Thursday, April 25, 2019

Situs Teganing Kulon Progo

 Teganing adalah salah satu wilayah di sebelah utara Desa Hargotirto, Kokap, Kulon Progo. Teganing terbagi menjadi tiga dusun, yaitu dusun Teganing I, Teganing II, dan Teganing III. Pada awalnya, ketiga dusun ini satu pedukuhan, tetapi setelah tata pemerintahan masuk ke desa-desa, pedukuhan Teganing dibagi menjadi tiga dusun.

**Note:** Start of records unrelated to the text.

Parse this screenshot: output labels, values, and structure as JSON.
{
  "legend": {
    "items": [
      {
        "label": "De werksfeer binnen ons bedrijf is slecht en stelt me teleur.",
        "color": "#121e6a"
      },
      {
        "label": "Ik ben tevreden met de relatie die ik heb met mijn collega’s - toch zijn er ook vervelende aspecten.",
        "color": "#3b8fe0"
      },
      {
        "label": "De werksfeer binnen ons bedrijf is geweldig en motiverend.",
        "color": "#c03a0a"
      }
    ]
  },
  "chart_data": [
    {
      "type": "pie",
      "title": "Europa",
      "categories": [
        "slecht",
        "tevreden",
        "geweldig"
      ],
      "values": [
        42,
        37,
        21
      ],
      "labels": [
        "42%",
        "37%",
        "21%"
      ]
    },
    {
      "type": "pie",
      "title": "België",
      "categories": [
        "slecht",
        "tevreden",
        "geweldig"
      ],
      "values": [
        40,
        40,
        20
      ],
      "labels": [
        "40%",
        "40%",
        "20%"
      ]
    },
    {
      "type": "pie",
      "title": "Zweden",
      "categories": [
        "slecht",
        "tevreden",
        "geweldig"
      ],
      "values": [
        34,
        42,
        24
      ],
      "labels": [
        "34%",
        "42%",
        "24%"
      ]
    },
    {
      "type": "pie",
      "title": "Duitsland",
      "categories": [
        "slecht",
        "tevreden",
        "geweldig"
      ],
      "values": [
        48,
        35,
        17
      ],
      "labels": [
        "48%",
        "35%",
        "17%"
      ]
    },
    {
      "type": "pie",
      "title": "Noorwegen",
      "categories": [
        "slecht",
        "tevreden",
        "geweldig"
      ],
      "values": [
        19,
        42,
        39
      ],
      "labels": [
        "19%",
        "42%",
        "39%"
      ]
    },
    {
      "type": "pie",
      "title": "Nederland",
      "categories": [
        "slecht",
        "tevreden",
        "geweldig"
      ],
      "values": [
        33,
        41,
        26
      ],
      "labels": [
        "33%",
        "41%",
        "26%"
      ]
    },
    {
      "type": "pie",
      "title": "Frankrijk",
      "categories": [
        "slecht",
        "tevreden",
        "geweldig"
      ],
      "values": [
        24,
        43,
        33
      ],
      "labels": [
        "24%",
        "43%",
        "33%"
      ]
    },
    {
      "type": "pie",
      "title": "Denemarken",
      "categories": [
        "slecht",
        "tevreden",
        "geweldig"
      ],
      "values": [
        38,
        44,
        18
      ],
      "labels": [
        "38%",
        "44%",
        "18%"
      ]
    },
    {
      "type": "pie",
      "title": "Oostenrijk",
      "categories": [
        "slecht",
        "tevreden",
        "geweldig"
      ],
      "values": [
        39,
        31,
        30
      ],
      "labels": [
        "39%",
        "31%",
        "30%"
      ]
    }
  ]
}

Asal-usul nama Teganing tak lepas dari cerita Sebatur. Cerita Sebatur adalah salah satu cerita lisan di Desa Hargotirto. Cerita ini diketahui secara turun-temurun oleh masyarakat, khususnya masyarakat Teganing. Cerita Sebatur sebagai salah satu bentuk sastra lisan menjagi warisan budaya dan jati diri hidup masyarakat setempat.

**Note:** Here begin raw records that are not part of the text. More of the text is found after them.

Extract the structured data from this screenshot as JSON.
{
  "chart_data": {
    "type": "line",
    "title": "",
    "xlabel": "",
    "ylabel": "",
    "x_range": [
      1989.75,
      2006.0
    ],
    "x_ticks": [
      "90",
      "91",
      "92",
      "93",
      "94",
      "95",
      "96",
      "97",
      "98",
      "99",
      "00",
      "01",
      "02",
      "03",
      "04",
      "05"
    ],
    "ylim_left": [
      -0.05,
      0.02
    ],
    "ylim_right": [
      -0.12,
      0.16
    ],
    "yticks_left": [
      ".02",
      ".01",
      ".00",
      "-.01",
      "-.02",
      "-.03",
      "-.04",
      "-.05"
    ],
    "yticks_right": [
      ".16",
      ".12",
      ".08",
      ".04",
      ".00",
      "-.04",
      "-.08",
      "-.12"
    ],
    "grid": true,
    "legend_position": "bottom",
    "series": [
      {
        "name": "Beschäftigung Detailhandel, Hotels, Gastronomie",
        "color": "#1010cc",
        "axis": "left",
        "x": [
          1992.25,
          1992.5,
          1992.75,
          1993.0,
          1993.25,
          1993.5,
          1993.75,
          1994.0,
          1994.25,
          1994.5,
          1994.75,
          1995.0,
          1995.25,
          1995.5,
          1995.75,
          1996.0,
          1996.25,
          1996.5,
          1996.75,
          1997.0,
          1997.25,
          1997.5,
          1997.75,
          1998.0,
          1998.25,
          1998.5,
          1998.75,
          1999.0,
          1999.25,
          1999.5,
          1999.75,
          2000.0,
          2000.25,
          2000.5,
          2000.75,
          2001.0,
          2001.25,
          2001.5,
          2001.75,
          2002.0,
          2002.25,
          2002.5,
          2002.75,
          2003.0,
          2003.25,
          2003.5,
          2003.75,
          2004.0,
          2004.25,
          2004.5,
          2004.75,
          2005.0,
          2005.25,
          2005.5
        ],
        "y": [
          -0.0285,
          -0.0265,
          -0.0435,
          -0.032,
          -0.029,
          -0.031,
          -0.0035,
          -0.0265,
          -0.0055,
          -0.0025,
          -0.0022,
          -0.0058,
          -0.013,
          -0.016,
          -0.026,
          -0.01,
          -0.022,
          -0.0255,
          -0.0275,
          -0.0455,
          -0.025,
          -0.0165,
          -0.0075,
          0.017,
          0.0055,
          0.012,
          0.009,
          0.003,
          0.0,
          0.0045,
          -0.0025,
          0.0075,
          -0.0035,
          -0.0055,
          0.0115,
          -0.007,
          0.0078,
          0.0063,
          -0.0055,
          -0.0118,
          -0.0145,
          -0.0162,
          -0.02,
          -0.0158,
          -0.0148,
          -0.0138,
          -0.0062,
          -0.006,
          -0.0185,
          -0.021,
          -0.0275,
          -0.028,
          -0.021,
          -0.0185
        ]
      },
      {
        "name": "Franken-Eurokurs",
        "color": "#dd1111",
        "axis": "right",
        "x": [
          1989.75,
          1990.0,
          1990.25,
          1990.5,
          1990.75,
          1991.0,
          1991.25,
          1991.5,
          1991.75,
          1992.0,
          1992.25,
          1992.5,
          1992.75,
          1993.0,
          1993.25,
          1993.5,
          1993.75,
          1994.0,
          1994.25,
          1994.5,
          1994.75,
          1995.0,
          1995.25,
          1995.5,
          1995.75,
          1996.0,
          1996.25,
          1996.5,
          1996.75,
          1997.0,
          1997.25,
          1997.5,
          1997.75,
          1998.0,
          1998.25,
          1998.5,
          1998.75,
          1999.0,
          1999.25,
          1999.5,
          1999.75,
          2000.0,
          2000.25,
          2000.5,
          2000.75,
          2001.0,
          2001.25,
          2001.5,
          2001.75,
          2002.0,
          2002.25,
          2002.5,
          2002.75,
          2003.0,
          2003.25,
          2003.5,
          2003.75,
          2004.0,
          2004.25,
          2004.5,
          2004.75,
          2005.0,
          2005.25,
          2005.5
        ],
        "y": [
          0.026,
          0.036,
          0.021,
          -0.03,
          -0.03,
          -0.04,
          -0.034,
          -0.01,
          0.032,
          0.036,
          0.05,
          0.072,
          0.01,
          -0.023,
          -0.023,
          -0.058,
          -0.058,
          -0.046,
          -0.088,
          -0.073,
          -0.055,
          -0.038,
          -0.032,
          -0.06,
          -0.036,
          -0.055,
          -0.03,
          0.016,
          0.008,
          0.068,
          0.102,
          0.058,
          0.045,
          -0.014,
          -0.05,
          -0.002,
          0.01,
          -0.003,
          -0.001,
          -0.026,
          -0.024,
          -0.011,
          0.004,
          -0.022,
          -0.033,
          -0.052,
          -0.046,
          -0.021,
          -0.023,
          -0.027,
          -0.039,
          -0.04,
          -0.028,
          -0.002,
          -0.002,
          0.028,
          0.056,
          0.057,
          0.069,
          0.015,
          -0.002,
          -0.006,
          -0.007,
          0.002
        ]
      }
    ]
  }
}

Kenteng Batur atau dikenal dengan nama Sebatur adalah sebutan bagi sebuah cagar budaya di Dusun Teganing II. Cagar budaya ini menyerupai tanah lapang. Sebatur berarti tanah bekas baturan; tanah yang sudah dicangkul sebagai lahan namun tidak digunakan. Sebatur berisi dua batu yang menjadi pusat pada bagian tengah lapangan. Sebatur berkaitan erat dengan asal-usul nama Teganing dan siar Islam di daerah tersebut.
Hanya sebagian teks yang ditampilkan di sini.